Force est de constater que le discours populiste orienté sur
l’«économie» a le vent dans les voiles depuis les quinze dernières années. Cette
impression a atteint son paroxysme lors de l’élection de 2008 où les libéraux
ont fait campagne avec le slogan «l’économie d’abord, oui!».
Le
taux de participation anémique traduisait l’atteinte d’un nouveau sommet dans
le cynisme populaire. Cela n’a pas gêné les libéraux qui ont profité de leur
majorité parlementaire pour engager les démarches sur le dossier des gaz de
schistes, le traité de libre-échange Canada-Union Européenne et son programme
d’investissement massif dans les infrastructures.
C’était
sans savoir qu’il y avait un ver dans la pomme du monde de la construction,
quoi que cela n’a pas empêché le maire Tremblay de se faire réélire en 2009. Il
serait toutefois intéressant d’entendre Naomi Klein à la commission Charbonneau
expliquer de quelle façon la crise économique a servi les intérêts partisans
des collecteurs de fonds politiques.
À
l’instar du personnage d’Alexis Martin dans le Discours d’un cassé de Pierre Lefebvre, il se trouve parmi ces
cyniques des gens qui se sont désincarnés de l’ordre social.
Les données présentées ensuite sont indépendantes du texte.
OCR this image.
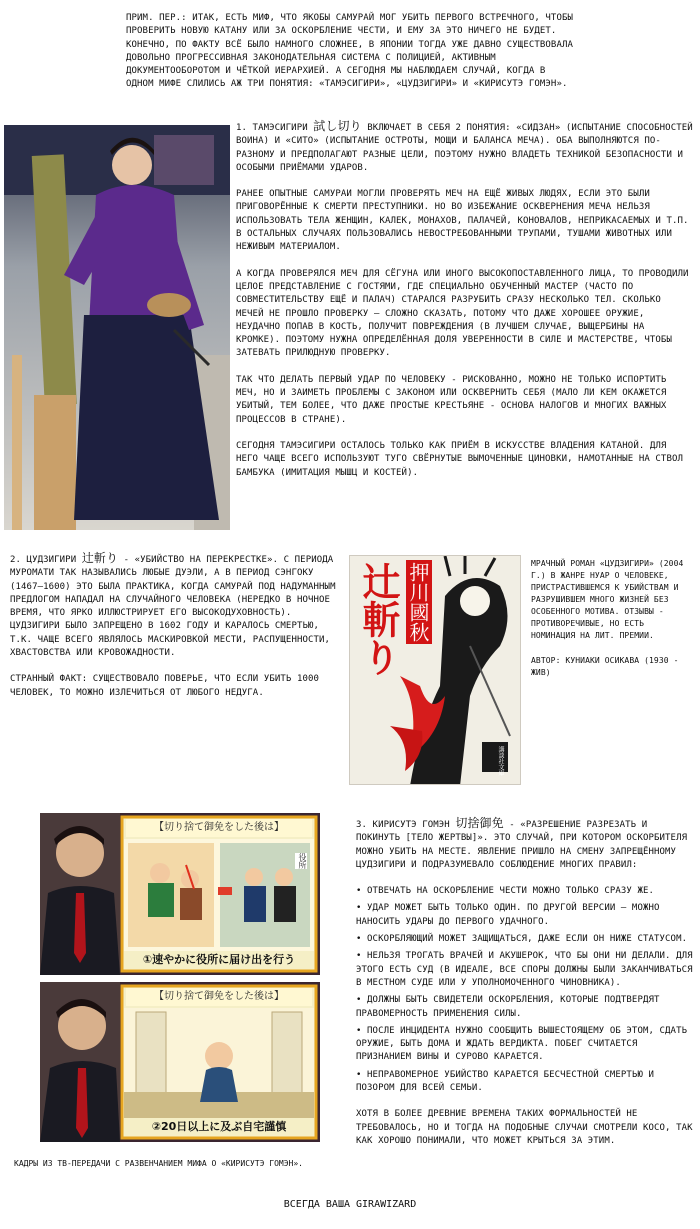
ПРИМ. ПЕР.: ИТАК, ЕСТЬ МИФ, ЧТО ЯКОБЫ САМУРАЙ МОГ УБИТЬ ПЕРВОГО ВСТРЕЧНОГО, ЧТОБЫ ПРОВЕРИТЬ НОВУЮ КАТАНУ ИЛИ ЗА ОСКОРБЛЕНИЕ ЧЕСТИ, И ЕМУ ЗА ЭТО НИЧЕГО НЕ БУДЕТ. КОНЕЧНО, ПО ФАКТУ ВСЁ БЫЛО НАМНОГО СЛОЖНЕЕ, В ЯПОНИИ ТОГДА УЖЕ ДАВНО СУЩЕСТВОВАЛА ДОВОЛЬНО ПРОГРЕССИВНАЯ ЗАКОНОДАТЕЛЬНАЯ СИСТЕМА С ПОЛИЦИЕЙ, АКТИВНЫМ ДОКУМЕНТООБОРОТОМ И ЧЁТКОЙ ИЕРАРХИЕЙ. А СЕГОДНЯ МЫ НАБЛЮДАЕМ СЛУЧАЙ, КОГДА В ОДНОМ МИФЕ СЛИЛИСЬ АЖ ТРИ ПОНЯТИЯ: «ТАМЭСИГИРИ», «ЦУДЗИГИРИ» И «КИРИСУТЭ ГОМЭН».

1. ТАМЭСИГИРИ 試し切り ВКЛЮЧАЕТ В СЕБЯ 2 ПОНЯТИЯ: «СИДЗАН» (ИСПЫТАНИЕ СПОСОБНОСТЕЙ ВОИНА) И «СИТО» (ИСПЫТАНИЕ ОСТРОТЫ, МОЩИ И БАЛАНСА МЕЧА). ОБА ВЫПОЛНЯЮТСЯ ПО-РАЗНОМУ И ПРЕДПОЛАГАЮТ РАЗНЫЕ ЦЕЛИ, ПОЭТОМУ НУЖНО ВЛАДЕТЬ ТЕХНИКОЙ БЕЗОПАСНОСТИ И ОСОБЫМИ ПРИЁМАМИ УДАРОВ.

РАНЕЕ ОПЫТНЫЕ САМУРАИ МОГЛИ ПРОВЕРЯТЬ МЕЧ НА ЕЩЁ ЖИВЫХ ЛЮДЯХ, ЕСЛИ ЭТО БЫЛИ ПРИГОВОРЁННЫЕ К СМЕРТИ ПРЕСТУПНИКИ. НО ВО ИЗБЕЖАНИЕ ОСКВЕРНЕНИЯ МЕЧА НЕЛЬЗЯ ИСПОЛЬЗОВАТЬ ТЕЛА ЖЕНЩИН, КАЛЕК, МОНАХОВ, ПАЛАЧЕЙ, КОНОВАЛОВ, НЕПРИКАСАЕМЫХ И Т.П. В ОСТАЛЬНЫХ СЛУЧАЯХ ПОЛЬЗОВАЛИСЬ НЕВОСТРЕБОВАННЫМИ ТРУПАМИ, ТУШАМИ ЖИВОТНЫХ ИЛИ НЕЖИВЫМ МАТЕРИАЛОМ.

А КОГДА ПРОВЕРЯЛСЯ МЕЧ ДЛЯ СЁГУНА ИЛИ ИНОГО ВЫСОКОПОСТАВЛЕННОГО ЛИЦА, ТО ПРОВОДИЛИ ЦЕЛОЕ ПРЕДСТАВЛЕНИЕ С ГОСТЯМИ, ГДЕ СПЕЦИАЛЬНО ОБУЧЕННЫЙ МАСТЕР (ЧАСТО ПО СОВМЕСТИТЕЛЬСТВУ ЕЩЁ И ПАЛАЧ) СТАРАЛСЯ РАЗРУБИТЬ СРАЗУ НЕСКОЛЬКО ТЕЛ. СКОЛЬКО МЕЧЕЙ НЕ ПРОШЛО ПРОВЕРКУ – СЛОЖНО СКАЗАТЬ, ПОТОМУ ЧТО ДАЖЕ ХОРОШЕЕ ОРУЖИЕ, НЕУДАЧНО ПОПАВ В КОСТЬ, ПОЛУЧИТ ПОВРЕЖДЕНИЯ (В ЛУЧШЕМ СЛУЧАЕ, ВЫЩЕРБИНЫ НА КРОМКЕ). ПОЭТОМУ НУЖНА ОПРЕДЕЛЁННАЯ ДОЛЯ УВЕРЕННОСТИ В СИЛЕ И МАСТЕРСТВЕ, ЧТОБЫ ЗАТЕВАТЬ ПРИЛЮДНУЮ ПРОВЕРКУ.

ТАК ЧТО ДЕЛАТЬ ПЕРВЫЙ УДАР ПО ЧЕЛОВЕКУ - РИСКОВАННО, МОЖНО НЕ ТОЛЬКО ИСПОРТИТЬ МЕЧ, НО И ЗАИМЕТЬ ПРОБЛЕМЫ С ЗАКОНОМ ИЛИ ОСКВЕРНИТЬ СЕБЯ (МАЛО ЛИ КЕМ ОКАЖЕТСЯ УБИТЫЙ, ТЕМ БОЛЕЕ, ЧТО ДАЖЕ ПРОСТЫЕ КРЕСТЬЯНЕ - ОСНОВА НАЛОГОВ И МНОГИХ ВАЖНЫХ ПРОЦЕССОВ В СТРАНЕ).

СЕГОДНЯ ТАМЭСИГИРИ ОСТАЛОСЬ ТОЛЬКО КАК ПРИЁМ В ИСКУССТВЕ ВЛАДЕНИЯ КАТАНОЙ. ДЛЯ НЕГО ЧАЩЕ ВСЕГО ИСПОЛЬЗУЮТ ТУГО СВЁРНУТЫЕ ВЫМОЧЕННЫЕ ЦИНОВКИ, НАМОТАННЫЕ НА СТВОЛ БАМБУКА (ИМИТАЦИЯ МЫШЦ И КОСТЕЙ).

2. ЦУДЗИГИРИ 辻斬り - «УБИЙСТВО НА ПЕРЕКРЕСТКЕ». С ПЕРИОДА МУРОМАТИ ТАК НАЗЫВАЛИСЬ ЛЮБЫЕ ДУЭЛИ, А В ПЕРИОД СЭНГОКУ (1467–1600) ЭТО БЫЛА ПРАКТИКА, КОГДА САМУРАЙ ПОД НАДУМАННЫМ ПРЕДЛОГОМ НАПАДАЛ НА СЛУЧАЙНОГО ЧЕЛОВЕКА (НЕРЕДКО В НОЧНОЕ ВРЕМЯ, ЧТО ЯРКО ИЛЛЮСТРИРУЕТ ЕГО ВЫСОКОДУХОВНОСТЬ). ЦУДЗИГИРИ БЫЛО ЗАПРЕЩЕНО В 1602 ГОДУ И КАРАЛОСЬ СМЕРТЬЮ, Т.К. ЧАЩЕ ВСЕГО ЯВЛЯЛОСЬ МАСКИРОВКОЙ МЕСТИ, РАСПУЩЕННОСТИ, ХВАСТОВСТВА ИЛИ КРОВОЖАДНОСТИ.

СТРАННЫЙ ФАКТ: СУЩЕСТВОВАЛО ПОВЕРЬЕ, ЧТО ЕСЛИ УБИТЬ 1000 ЧЕЛОВЕК, ТО МОЖНО ИЗЛЕЧИТЬСЯ ОТ ЛЮБОГО НЕДУГА.

辻斬り 押川國秋
講談社文庫

МРАЧНЫЙ РОМАН «ЦУДЗИГИРИ» (2004 Г.) В ЖАНРЕ НУАР О ЧЕЛОВЕКЕ, ПРИСТРАСТИВШЕМСЯ К УБИЙСТВАМ И РАЗРУШИВШЕМ МНОГО ЖИЗНЕЙ БЕЗ ОСОБЕННОГО МОТИВА. ОТЗЫВЫ - ПРОТИВОРЕЧИВЫЕ, НО ЕСТЬ НОМИНАЦИЯ НА ЛИТ. ПРЕМИИ.

АВТОР: КУНИАКИ ОСИКАВА (1930 - ЖИВ)

【切り捨て御免をした後は】
役所
①速やかに役所に届け出を行う
【切り捨て御免をした後は】
②20日以上に及ぶ自宅謹慎
КАДРЫ ИЗ ТВ-ПЕРЕДАЧИ С РАЗВЕНЧАНИЕМ МИФА О «КИРИСУТЭ ГОМЭН».

3. КИРИСУТЭ ГОМЭН 切捨御免 - «РАЗРЕШЕНИЕ РАЗРЕЗАТЬ И ПОКИНУТЬ [ТЕЛО ЖЕРТВЫ]». ЭТО СЛУЧАЙ, ПРИ КОТОРОМ ОСКОРБИТЕЛЯ МОЖНО УБИТЬ НА МЕСТЕ. ЯВЛЕНИЕ ПРИШЛО НА СМЕНУ ЗАПРЕЩЁННОМУ ЦУДЗИГИРИ И ПОДРАЗУМЕВАЛО СОБЛЮДЕНИЕ МНОГИХ ПРАВИЛ:

• ОТВЕЧАТЬ НА ОСКОРБЛЕНИЕ ЧЕСТИ МОЖНО ТОЛЬКО СРАЗУ ЖЕ.
• УДАР МОЖЕТ БЫТЬ ТОЛЬКО ОДИН. ПО ДРУГОЙ ВЕРСИИ – МОЖНО НАНОСИТЬ УДАРЫ ДО ПЕРВОГО УДАЧНОГО.
• ОСКОРБЛЯЮЩИЙ МОЖЕТ ЗАЩИЩАТЬСЯ, ДАЖЕ ЕСЛИ ОН НИЖЕ СТАТУСОМ.
• НЕЛЬЗЯ ТРОГАТЬ ВРАЧЕЙ И АКУШЕРОК, ЧТО БЫ ОНИ НИ ДЕЛАЛИ. ДЛЯ ЭТОГО ЕСТЬ СУД (В ИДЕАЛЕ, ВСЕ СПОРЫ ДОЛЖНЫ БЫЛИ ЗАКАНЧИВАТЬСЯ В МЕСТНОМ СУДЕ ИЛИ У УПОЛНОМОЧЕННОГО ЧИНОВНИКА).
• ДОЛЖНЫ БЫТЬ СВИДЕТЕЛИ ОСКОРБЛЕНИЯ, КОТОРЫЕ ПОДТВЕРДЯТ ПРАВОМЕРНОСТЬ ПРИМЕНЕНИЯ СИЛЫ.
• ПОСЛЕ ИНЦИДЕНТА НУЖНО СООБЩИТЬ ВЫШЕСТОЯЩЕМУ ОБ ЭТОМ, СДАТЬ ОРУЖИЕ, БЫТЬ ДОМА И ЖДАТЬ ВЕРДИКТА. ПОБЕГ СЧИТАЕТСЯ ПРИЗНАНИЕМ ВИНЫ И СУРОВО КАРАЕТСЯ.
• НЕПРАВОМЕРНОЕ УБИЙСТВО КАРАЕТСЯ БЕСЧЕСТНОЙ СМЕРТЬЮ И ПОЗОРОМ ДЛЯ ВСЕЙ СЕМЬИ.

ХОТЯ В БОЛЕЕ ДРЕВНИЕ ВРЕМЕНА ТАКИХ ФОРМАЛЬНОСТЕЙ НЕ ТРЕБОВАЛОСЬ, НО И ТОГДА НА ПОДОБНЫЕ СЛУЧАИ СМОТРЕЛИ КОСО, ТАК КАК ХОРОШО ПОНИМАЛИ, ЧТО МОЖЕТ КРЫТЬСЯ ЗА ЭТИМ.

ВСЕГДА ВАША GIRAWIZARD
Ils n’appartiennent
plus qu’à eux-mêmes.
À défaut d’être rompus à la peur, ils s’abandonnent à une
conception de la souveraineté proprement personnelle comme si chaque corps
était un pays dans le nouvel ordre mondial néolibéral.
Vers un avenir incertain
Comment peut-on interpréter le dernier échange entre le
personnage de Mario St-Amand et Normand d’Amour à la fin de la pièce La déroute de Dominic Champagne? Le
premier, un suicidaire vivant sur du temps emprunté qui se désole de nos
défaites, et le second, ragaillardi par les succès qui ont marqué notre chemin
dans l’histoire, prennent la route pour participer à l’enterrement de René
Lévesque, un voyage qui se transforme en aventure allégorique. Alors que l’un
d’eux constate qu’il semble y avoir de la lumière devant eux au bout de la
route, l’autre répond, énigmatique, «on dirait un labyrinthe».
Le mythe de Thésée dans le labyrinthe du minotaure confronte
un découvreur désorienté et un être suintant la mort. De la sorte, Dominic
Champagne prévoit deux destinés possibles au Québec.
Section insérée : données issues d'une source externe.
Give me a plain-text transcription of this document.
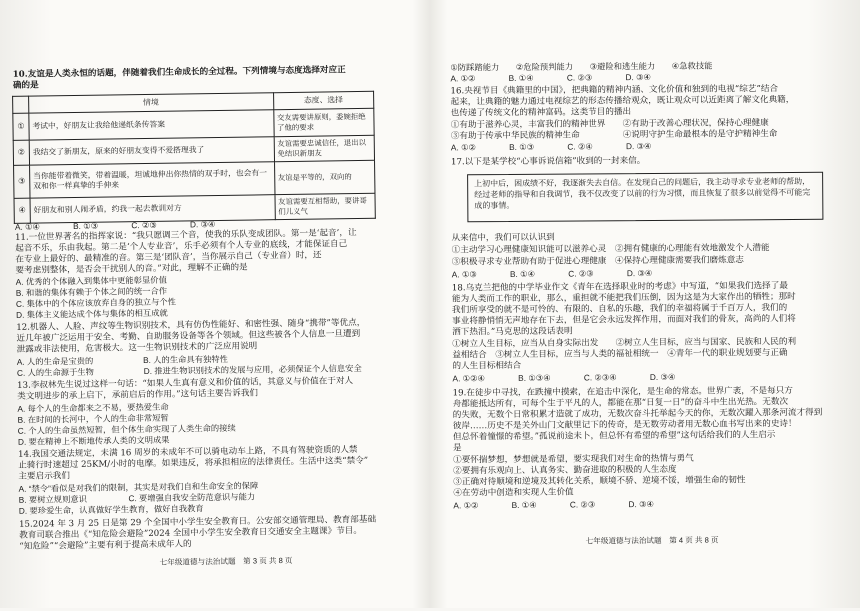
10.友谊是人类永恒的话题，伴随着我们生命成长的全过程。下列情境与态度选择对应正
确的是
	情境	态度、选择
①	考试中，好朋友让我给他递纸条传答案	交友需要讲原则，委婉拒绝了他的要求
②	我结交了新朋友，原来的好朋友变得不爱搭理我了	友谊需要忠诚信任，退出以免结识新朋友
③	当你能带着微笑，带着温暖，坦诚地伸出你热情的双手时，也会有一双和你一样真挚的手伸来	友谊是平等的，双向的
④	好朋友和别人闹矛盾，约我一起去教训对方	友谊需要互相帮助，要讲哥们儿义气
A. ①④　　　　B. ①③　　　　C. ②③　　　　D. ③④
11.一位世界著名的指挥家说：“我只愿调三个音，使我的乐队变成团队。第一是‘起音’，让
起音不乐，乐由我起。第二是‘个人专业音’，乐手必须有个人专业的底线，才能保证自己
在专业上最好的、最精准的音。第三是‘团队音’，当你展示自己（专业音）时，还
要考虑别整体，是否会干扰别人的音。”对此，理解不正确的是
A. 优秀的个体融入到集体中更能彰显价值
B. 和谐的集体有赖于个体之间的统一合作
C. 集体中的个体应该放弃自身的独立与个性
D. 集体主义能达成个体与集体的相互成就
12.机器人、人脸、声纹等生物识别技术，具有仿伪性能好、和密性强、随身“携带”等优点，
近几年被广泛运用于安全、考勤、自助服务设备等各个领域。但这些被各个人信息一旦遭到
泄露或非法使用，危害极大。这一生物识别技术的广泛应用说明
A. 人的生命是宝贵的　　　　　　B. 人的生命具有独特性
C. 人的生命源于生物　　　　　　D. 推进生物识别技术的发展与应用，必须保证个人信息安全
13.李叔林先生说过这样一句话：“如果人生真有意义和价值的话，其意义与价值在于对人
类文明进步的承上启下，承前启后的作用。”这句话主要告诉我们
A. 每个人的生命都来之不易，要热爱生命
B. 在时间的长河中，个人的生命非常短暂
C. 个人的生命虽然短暂，但个体生命实现了人类生命的接续
D. 要在精神上不断地传承人类的文明成果
14.我国交通法规定，未满 16 周岁的未成年不可以骑电动车上路，不具有驾驶资质的人禁
止骑行时速超过 25KM/小时的电摩。如果违反，将承担相应的法律责任。生活中这类“禁令”
主要启示我们
A. “禁令”看似是对我们的限制，其实是对我们自和生命安全的保障
B. 要树立规则意识　　　　　C. 要增强自我安全防范意识与能力
D. 要珍爱生命，认真做好学生教育，做好自我教育
15.2024 年 3 月 25 日是第 29 个全国中小学生安全教育日。公安部交通管理局、教育部基础
教育司联合推出《“知危险会避险”2024 全国中小学生安全教育日交通安全主题课》节目。
“知危险”“会避险”主要有利于提高未成年人的
七年级道德与法治试题　第 3 页 共 8 页
①防踩踏能力　　②危险预判能力　　③避险和逃生能力　　④急救技能
A. ①②　　　　B. ①④　　　　C. ②③　　　　D. ③④
16.央视节目《典籍里的中国》，把典籍的精神内涵、文化价值和独到的电视“综艺”结合
起来，让典籍的魅力通过电视综艺的形态传播给观众，既让观众可以近距离了解文化典籍，
也传递了传统文化的精神富码。这类节目的播出
①有助于滋养心灵，丰富我们的精神世界　　②有助于改善心理状况，保持心理健康
③有助于传承中华民族的精神生命　　　　　④说明守护生命最根本的是守护精神生命
A. ①②　　　　B. ①③　　　　C. ②④　　　　D. ③④
17.以下是某学校“心事诉说信箱”收到的一封来信。
上初中后，困成绩不好，我逐渐失去自信。在发现自己的问题后，我主动寻求专业老师的帮助，经过老师的指导和自我调节，我不仅改变了以前的行为习惯，而且恢复了很多以前觉得不可能完成的事情。
从来信中，我们可以认识到
①主动学习心理健康知识能可以滋养心灵　②拥有健康的心理能有效地激发个人潜能
③积极寻求专业帮助有助于促进心理健康　④保持心理健康需要我们磨炼意志
A. ①③　　　　B. ①④　　　　C. ②③　　　　D. ③④
18.乌克兰把他的中学毕业作文《青年在选择职业时的考虑》中写道，“如果我们选择了最
能为人类而工作的职业，那么，重担就不能把我们压倒，因为这是为大家作出的牺牲；那时
我们所享受的就不是可怜的、有限的、自私的乐趣，我们的幸福将属于千百万人，我们的
事业将静悄悄无声地存在下去，但是它会永远发挥作用，而面对我们的骨灰，高尚的人们将
洒下热泪。”马克思的这段话表明
①树立人生目标，应当从自身实际出发　　②树立人生目标，应当与国家、民族和人民的利
益相结合　③树立人生目标，应当与人类的福祉相统一　④青年一代的职业规划要与正确
的人生目标相结合
A. ①②④　　　　B. ①③④　　　　C. ②③④　　　　D. ③④
19.在徒步中寻找，在跌撞中摸索，在追击中深化，是生命的常态。世界广袤，不是每只方
舟都能抵达所有，可每个生于平凡的人，都能在那“日复一日”的奋斗中生出光热。无数次
的失败，无数个日常积累才造就了成功，无数次奋斗托举起今天的你，无数次躍入那条河流才得到
彼岸……历史不是关外山门文献里记下的传奇，是无数劳动者用无数心血书写出来的史诗！
但总怀着憧憬的希望。”孤说前途未卜，但总怀有希望的希望”这句话给我们的人生启示
是
①要怀揣梦想，梦想就是希望，要实现我们对生命的热情与勇气
②要拥有乐观向上、认真务实、勤奋进取的积极的人生态度
③正确对待顺境和逆境及其转化关系，顺境不骄、逆境不馁，增强生命的韧性
④在劳动中创造和实现人生价值
A. ①②　　　　B. ①④　　　　C. ②③　　　　D. ③④
七年级道德与法治试题　第 4 页 共 8 页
Ou bien il persiste dans la voie tracée par les Champlain,
d’Iberville, Papineau et Lévesque, ces héros dont le personnage de d’Amour
relate les exploits. Des être inspirés et inspirants qui ne cèdent devant rien
pour tracer la voie de l’expérience humaine.
Ou bien il cède, comme le craint le personnage de St-Amand,
à l’atavisme. Le Québec se laisserait emporter par ses défaites, se refusant à
tout espoir. On aurait très bien pu l’imaginer, lui ou le personnage d’Alexis
Martin, chanter les dernières paroles de Dehors
Novembre de Dédé Fortin: «j'attends un peu, chus pas pressé j'attends la
mort».
De la même manière, René Lévesque résumait la situation
ainsi : «une société, pas plus qu’une femme, ne peut demeurer indéfiniment
enceinte : il faut qu’elle accouche ou qu’elle avorte.»
Après la mort de Lévesque, le Parti Québécois ne s’est pas
effondré. Jacques Parizeau a donné un souffle nouveau au mouvement
souverainiste en prenant soin d’entrainer avec lui les mouvements populaires.
Si on peut blâmer son départ précipité après la défaite référendaire,
souhaitons-nous de ne pas baisser les bras au nom de l’intérêt commun. Il sera
toujours temps de renaître. «Nous sommes
renés», disait avec raison le
personnage de Normand D’Amour, comme quoi la mort de Lévesque ne nous empêchait
pas d’incarner nous-mêmes cette figure porteuse d’espoir.